Flowers and fresh produce are strewn about, inspired by the city’s gardens and specifically the Ruth Bennett Community Farm. Part of the Chester Housing Authority, the farm provides fresh, affordable produce to the community, including to residents who live in public housing.
“As a black woman and former resident, I know that Chester is a city with the heart of a small town,” said Sol in her artist’s statement. “I know that Chester grows generations of big beautiful black families: legacy, love, genius, and leadership. Chester grows greatness. This mural is a tribute to the rich soil of Chester's history and it is a love letter to the local farms, families, activists, and artists working to ensure that Chester grows a bright future."
Once the mural design was set, paint sessions were held at Widener and around the city, including at neighboring Stetser Elementary School and at the Boys & Girls Club, so that the greater community had a role in creating the piece.
“It’s not only a painting of individuals, but it’s painted by individuals. That’s what means the most to me,” said Hill.
At the bottom of the mural is a short poem written by robotics engineering major Adonijah Allsup ’23: “Special voices. varied in pitch and cadence meant to influence the world. Their presence and influence will be felt from pole to pole and continent to continent.”
The mural was intentionally positioned on a public-facing side of a campus building so that the larger community could reflect on and enjoy it.

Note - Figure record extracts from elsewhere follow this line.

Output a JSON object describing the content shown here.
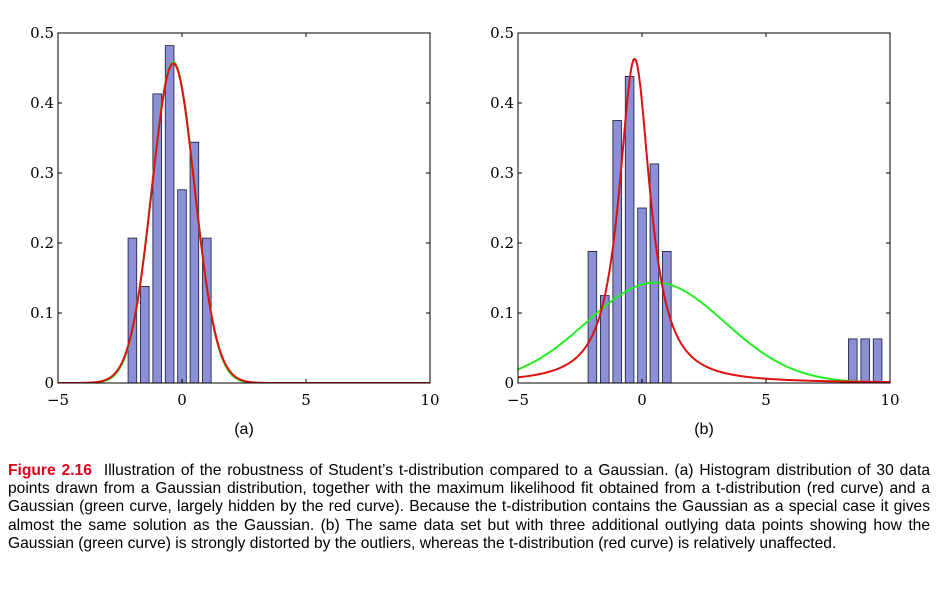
{
  "colors": {
    "bar_fill": "#8b8fd6",
    "bar_edge": "#1a1a3a",
    "student_t_curve": "#dd1111",
    "gaussian_curve": "#22ee22"
  },
  "chart_data": [
    {
      "panel": "(a)",
      "type": "bar",
      "xlim": [
        -5,
        10
      ],
      "ylim": [
        0,
        0.5
      ],
      "xticks": [
        "−5",
        "0",
        "5",
        "10"
      ],
      "yticks": [
        "0",
        "0.1",
        "0.2",
        "0.3",
        "0.4",
        "0.5"
      ],
      "bar_width": 0.35,
      "bars": {
        "x": [
          -2.0,
          -1.5,
          -1.0,
          -0.5,
          0.0,
          0.5,
          1.0
        ],
        "values": [
          0.207,
          0.138,
          0.413,
          0.482,
          0.276,
          0.344,
          0.207
        ]
      },
      "series": [
        {
          "color_key": "gaussian_curve",
          "model": "gaussian",
          "mu": -0.35,
          "sigma": 0.87
        },
        {
          "color_key": "student_t_curve",
          "model": "student-t",
          "mu": -0.35,
          "sigma": 0.87,
          "nu": 60
        }
      ]
    },
    {
      "panel": "(b)",
      "type": "bar",
      "xlim": [
        -5,
        10
      ],
      "ylim": [
        0,
        0.5
      ],
      "xticks": [
        "−5",
        "0",
        "5",
        "10"
      ],
      "yticks": [
        "0",
        "0.1",
        "0.2",
        "0.3",
        "0.4",
        "0.5"
      ],
      "bar_width": 0.35,
      "bars": {
        "x": [
          -2.0,
          -1.5,
          -1.0,
          -0.5,
          0.0,
          0.5,
          1.0,
          8.5,
          9.0,
          9.5
        ],
        "values": [
          0.188,
          0.125,
          0.375,
          0.438,
          0.25,
          0.313,
          0.188,
          0.063,
          0.063,
          0.063
        ]
      },
      "series": [
        {
          "color_key": "gaussian_curve",
          "model": "gaussian",
          "mu": 0.55,
          "sigma": 2.78
        },
        {
          "color_key": "student_t_curve",
          "model": "student-t",
          "mu": -0.3,
          "sigma": 0.72,
          "nu": 1.3
        }
      ]
    }
  ],
  "caption": {
    "label": "Figure 2.16",
    "text": "Illustration of the robustness of Student’s t-distribution compared to a Gaussian. (a) Histogram distribution of 30 data points drawn from a Gaussian distribution, together with the maximum likelihood fit obtained from a t-distribution (red curve) and a Gaussian (green curve, largely hidden by the red curve). Because the t-distribution contains the Gaussian as a special case it gives almost the same solution as the Gaussian. (b) The same data set but with three additional outlying data points showing how the Gaussian (green curve) is strongly distorted by the outliers, whereas the t-distribution (red curve) is relatively unaffected."
  }
}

This is one more way we can join hands with the community, on a community-facing wall, not something we keep private. It’s a representation of our relationship.” — Jayne Thompson, associate teaching professor of English & the project's faculty partner
Hill is particularly proud of the placement as it sits across the street from a community playground and the gateway to Widener’s athletics complex, and is near the Chester Community Clinic, a pro bono health clinic that the university operates for area residents, which, among other services, offers physical therapy.
“It shows that everybody’s part of the Pride,” said Hill.
The mural was unveiled during Widener’s Week of Belonging, which Hill called fitting as it speaks to a sense of belonging that she and others have worked hard to foster at Widener and beyond.
“This is one mural on the side of one building, but so many lives have been touched from end to end in creating it,” said Hill. “We can better the lives of others and there’s so many ways to do it.”